The 350-room, 17-story resort would rise on 5 acres near Johnson Street and the Broadwalk, with the developer leasing the city-owned land for 99 years. Key components of the deal include Hollywood's redevelopment agency kicking in $23 million and investment group Starwood Capital investing $75 million.
Tabatchnick could not be reached for comment Monday.
"Hollywood beach needs Margaritaville," said Frieda Dragif, vice president of the Hollywood Beach Business Association. "I believe in giving it more time. It's just too important. It has the potential to act as a catalyst for the redevelopment of Hollywood beach."
But at least two commissioners were frustrated by the delay.
"I don't know what's taking so long," Commissioner Peter Hernandez said. "I want to find out why they need more time. I think they've had ample time to do whatever deals they need to make."
Commissioner Kevin Biederman said he wasn't at all surprised by the request for a deadline extension.
Still, he's hoping for the best.
"Some people think it's the wrong the deal for Hollywood," he said. "But even the ones who are suspicious think it needs to happen."
Tabatchnick met Friday with City Manager Cathy Swanson-Rivenbark to ask for more time, Storey said. The city manager told him it was up to the commission.
"It's a very complicated business deal and there is a lot of due diligence and things they are looking at," Storey said. "They are getting close, but they need more time."
So far, the developer has paid Hollywood $420,000 for the option to build on the land -- or $20,000 a month since July 2011.

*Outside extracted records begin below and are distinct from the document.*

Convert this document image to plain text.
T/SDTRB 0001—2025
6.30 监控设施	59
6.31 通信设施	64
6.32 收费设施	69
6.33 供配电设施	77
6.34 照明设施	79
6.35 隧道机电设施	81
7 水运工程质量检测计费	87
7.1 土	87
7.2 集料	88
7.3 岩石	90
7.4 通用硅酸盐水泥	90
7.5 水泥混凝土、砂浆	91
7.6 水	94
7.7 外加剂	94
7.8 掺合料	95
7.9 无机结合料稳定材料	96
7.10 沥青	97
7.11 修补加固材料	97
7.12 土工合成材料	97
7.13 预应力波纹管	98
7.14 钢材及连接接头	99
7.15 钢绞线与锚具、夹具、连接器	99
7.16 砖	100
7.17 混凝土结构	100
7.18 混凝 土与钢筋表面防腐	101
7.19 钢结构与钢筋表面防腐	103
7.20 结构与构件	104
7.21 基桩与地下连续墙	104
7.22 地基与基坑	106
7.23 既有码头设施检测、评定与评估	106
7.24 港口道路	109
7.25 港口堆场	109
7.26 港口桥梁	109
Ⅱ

Tabatchnick is expected to pay more than $1.2 million in city permits and has agreed to reimburse the city $300,000 in consulting fees, Storey said.
Resident Richard Valdez says he is keeping the faith that Margaritaville will be built.
"Margaritaville will move forward," he said. "The developers are continuing to expend monthly costs to keep this project alive. They have not abandoned it."
The city expects to reap an estimated $1.8 billion over the course of the 99-year deal. That translates to about $69 million when adjusting for inflation and other factors.